/ Modified aug 9, 2018 9:26 a.m.

Clues Mount in Tucson Painting Theft

One year after "Woman-Ochre" was found, more evidence links to New Mexico couple.

Woman - Ochre VIEW LARGER An image of the Willem de Kooning painting, "Woman - Ochre" 1954-55, Oil on canvas, Gift of Edward Joseph Gallagher, Jr.
University of Arizona Museum of Art

Newly-discovered evidence is drawing more links between a New Mexico couple and the theft of an abstract painting stolen from the University of Arizona's art museum 33 years ago.
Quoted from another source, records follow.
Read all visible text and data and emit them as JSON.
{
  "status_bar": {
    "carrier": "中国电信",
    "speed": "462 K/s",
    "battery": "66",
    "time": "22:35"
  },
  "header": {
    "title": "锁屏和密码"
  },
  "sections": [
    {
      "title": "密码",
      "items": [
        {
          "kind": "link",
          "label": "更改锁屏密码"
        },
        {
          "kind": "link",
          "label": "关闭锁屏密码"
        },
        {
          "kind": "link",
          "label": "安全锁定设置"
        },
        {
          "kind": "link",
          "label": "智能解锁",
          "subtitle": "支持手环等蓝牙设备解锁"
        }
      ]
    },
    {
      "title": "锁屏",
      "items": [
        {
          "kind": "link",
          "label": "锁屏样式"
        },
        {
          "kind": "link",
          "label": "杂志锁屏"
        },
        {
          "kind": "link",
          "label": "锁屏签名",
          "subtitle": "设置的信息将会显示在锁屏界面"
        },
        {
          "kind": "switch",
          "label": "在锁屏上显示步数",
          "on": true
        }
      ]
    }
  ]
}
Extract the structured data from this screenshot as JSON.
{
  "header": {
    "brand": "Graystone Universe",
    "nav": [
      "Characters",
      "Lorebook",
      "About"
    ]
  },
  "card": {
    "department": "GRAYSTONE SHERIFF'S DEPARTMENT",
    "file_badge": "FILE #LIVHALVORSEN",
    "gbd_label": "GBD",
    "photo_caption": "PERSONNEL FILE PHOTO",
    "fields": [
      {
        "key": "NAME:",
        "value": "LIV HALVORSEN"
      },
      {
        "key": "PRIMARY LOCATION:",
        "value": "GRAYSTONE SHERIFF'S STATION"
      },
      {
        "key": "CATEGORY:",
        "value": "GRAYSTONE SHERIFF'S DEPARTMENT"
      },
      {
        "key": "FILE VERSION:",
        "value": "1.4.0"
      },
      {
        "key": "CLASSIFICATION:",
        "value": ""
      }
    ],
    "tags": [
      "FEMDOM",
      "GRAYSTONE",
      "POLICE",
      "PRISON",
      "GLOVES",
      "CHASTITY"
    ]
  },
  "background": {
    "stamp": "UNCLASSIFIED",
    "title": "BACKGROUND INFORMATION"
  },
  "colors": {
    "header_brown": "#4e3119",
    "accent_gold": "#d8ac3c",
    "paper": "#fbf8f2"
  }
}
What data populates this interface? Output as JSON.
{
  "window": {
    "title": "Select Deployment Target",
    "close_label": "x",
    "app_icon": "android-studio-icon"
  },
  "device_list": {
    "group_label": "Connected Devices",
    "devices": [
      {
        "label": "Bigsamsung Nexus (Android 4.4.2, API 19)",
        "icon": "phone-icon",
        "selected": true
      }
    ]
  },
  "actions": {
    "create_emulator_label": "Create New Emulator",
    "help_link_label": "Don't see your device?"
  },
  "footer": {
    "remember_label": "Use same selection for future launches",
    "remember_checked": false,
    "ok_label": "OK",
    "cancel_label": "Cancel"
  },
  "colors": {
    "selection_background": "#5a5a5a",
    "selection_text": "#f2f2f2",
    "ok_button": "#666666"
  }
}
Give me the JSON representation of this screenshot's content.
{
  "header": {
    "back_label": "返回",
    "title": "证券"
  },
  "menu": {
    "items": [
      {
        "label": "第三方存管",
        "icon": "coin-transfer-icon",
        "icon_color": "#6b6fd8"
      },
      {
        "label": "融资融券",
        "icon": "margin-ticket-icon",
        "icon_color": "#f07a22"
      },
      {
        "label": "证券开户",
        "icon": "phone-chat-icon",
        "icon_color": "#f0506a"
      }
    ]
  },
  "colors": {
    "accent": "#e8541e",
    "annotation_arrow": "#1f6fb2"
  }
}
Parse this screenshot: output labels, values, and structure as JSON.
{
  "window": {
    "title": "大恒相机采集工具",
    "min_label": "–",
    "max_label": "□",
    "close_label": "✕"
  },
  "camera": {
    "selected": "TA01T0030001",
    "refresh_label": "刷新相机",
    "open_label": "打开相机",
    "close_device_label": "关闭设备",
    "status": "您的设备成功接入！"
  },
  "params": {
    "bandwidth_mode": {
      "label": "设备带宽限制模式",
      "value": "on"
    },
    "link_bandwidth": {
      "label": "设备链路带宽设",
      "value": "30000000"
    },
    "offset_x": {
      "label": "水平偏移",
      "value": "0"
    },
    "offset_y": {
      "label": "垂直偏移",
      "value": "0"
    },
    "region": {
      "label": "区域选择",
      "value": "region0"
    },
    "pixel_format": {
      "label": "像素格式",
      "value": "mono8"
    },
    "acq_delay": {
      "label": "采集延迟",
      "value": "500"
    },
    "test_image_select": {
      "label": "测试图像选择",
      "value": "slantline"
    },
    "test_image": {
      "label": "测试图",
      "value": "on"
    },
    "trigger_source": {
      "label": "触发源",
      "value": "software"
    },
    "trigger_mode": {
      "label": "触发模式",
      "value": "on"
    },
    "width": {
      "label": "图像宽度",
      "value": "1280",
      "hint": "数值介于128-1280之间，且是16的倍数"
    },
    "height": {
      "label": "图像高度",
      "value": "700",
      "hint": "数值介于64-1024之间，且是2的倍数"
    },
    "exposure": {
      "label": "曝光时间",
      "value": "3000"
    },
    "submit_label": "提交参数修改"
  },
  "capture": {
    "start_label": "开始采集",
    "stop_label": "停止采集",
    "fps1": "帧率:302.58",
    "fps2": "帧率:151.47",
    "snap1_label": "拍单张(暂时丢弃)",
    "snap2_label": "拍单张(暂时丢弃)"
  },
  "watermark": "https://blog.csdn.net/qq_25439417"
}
The FBI's investigation into the theft of "Woman-Ochre" is still open, but in the year since it was found, more evidence has surfaced that could explain how the $160 million painting ended up hanging in the rural New Mexico home of Jerry and Rita Alter, where it was discovered after the couple died.

Last week The Arizona Republic published a previously unknown picture of the Alters enjoying Thanksgiving with family in Tucson in 1985, one day before the painting was stolen.

Other news reports point to "The Eye of the Jaguar," a short story Jerry Alter published a year before his death, that describes two thieves making off with a priceless jewel by distracting a museum security guard — just the way "Woman-Ochre" was stolen. Was it a confession, or just a coincidence?

The painting itself is back in safekeeping at the UA Museum of Art, and the museum is raising money to fund its restoration.